Neste aspeto, até a Renamo tem o seu campo político mais nítido ao identificar-se como um partido de centro-direita e assim expande as suas amizades.  O novo fenômeno que se sente por fora são as crescentes alianças de indivíduos com outros indivíduos/estados/partidos em vez de se desenvolver esses laços como organização. Talvez seja porque nem os outros partidos estrangeiros estão a reconhecer a abordagem ideológica do partido no poder.

 

A nossa democracia se resume apenas ao período eleitoral, seguido por uma continuação da anormal normalidade caracterizada por mecanismos insuficientes para responsabilizar os líderes, levando à corrupção, abuso do poder e desrespeito à lei.

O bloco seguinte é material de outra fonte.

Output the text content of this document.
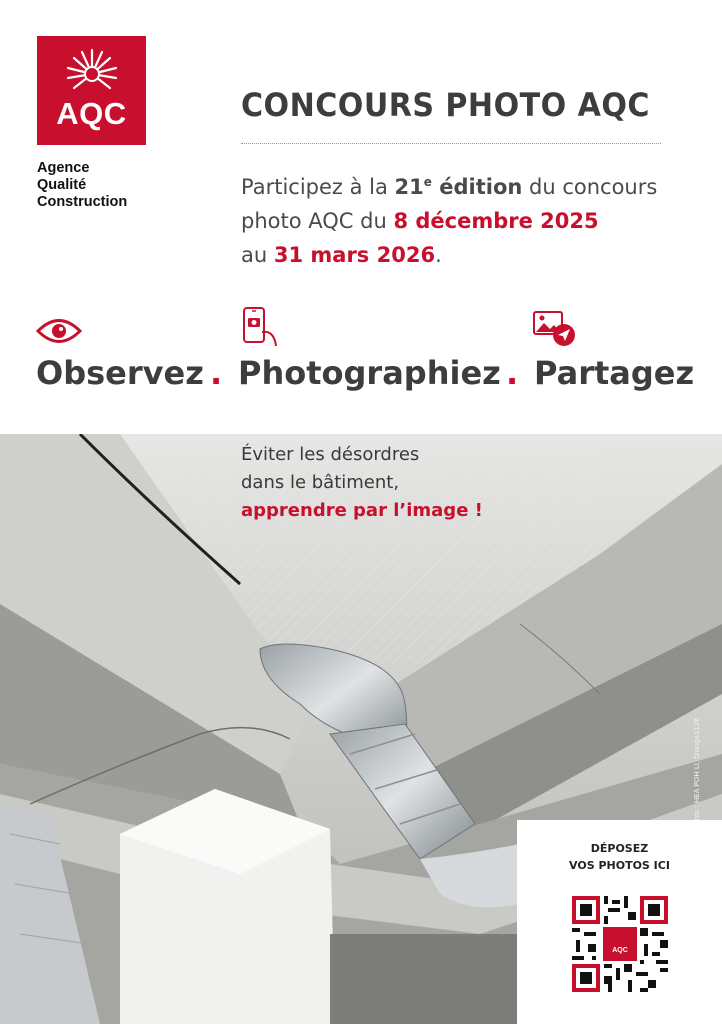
AQC
Agence
Qualité
Construction
CONCOURS PHOTO AQC
Participez à la 21e édition du concours
photo AQC du 8 décembre 2025
au 31 mars 2026.
Observez . Photographiez . Partagez
Éviter les désordres
dans le bâtiment,
apprendre par l’image !
DÉPOSEZ
VOS PHOTOS ICI
AQC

De que forma o parlamento exerce o seu papel fiscalizador e de defesa dos interesses do povo, quando a disciplina partidária é a componente fundamental da governação?    

 

As pessoas podem tolerar tendências autoritárias se as questões essenciais forem resolvidas (por exemplo, na China), considerando a estabilidade e uma refeição na mesa como o preço para ceder liberdades. No entanto, o problema fundamental que enfrentamos é que temos menos liberdade e com ganhos econômicos marginais. O Estado não cumpre com o seu contrato social, criando assim pontos de pressão e de descontentamento.  Existe toda uma geração que de forma crescente se vem posicionando em lugares chaves que não são tolerantes com o "same same." Assim, é essencial aprender com as últimas eleições autárquicas e as posições dos juízes, dos funcionários públicos que já não têm o mesmo nível de compromisso do pós-independência, indicando uma mudança colossal nas expectativas.

 

Os desafios e oportunidades de nosso tempo são indiscutivelmente distintos, mas ressoam com aspirações e ansiedades humanas antigas, pontuadas por necessidades urgentes. Por outro lado, parece haver um novo sonho entre os jovens qualificados, que não mais aspiram a um futuro no país, mas buscam aliviar sua situação mudando-se para outros horizontes.

 

Quem quer que vença terá de reconstruir o sentimento patriótico e um ponto de partida seria iniciar um processo de mudança efectiva do sistema. Eventualmente as pessoas, os membros se ajustarão.

 

Minha esperança é que se estabeleça um mandato para reconstruir a confiança, abordar questões estruturais e atender às necessidades essenciais da nossa sociedade. Tirar ilações que orientem o caminho a seguir, enfatizando a responsabilidade, responsividade e um compromisso genuíno com o bem-estar de todos os cidadãos.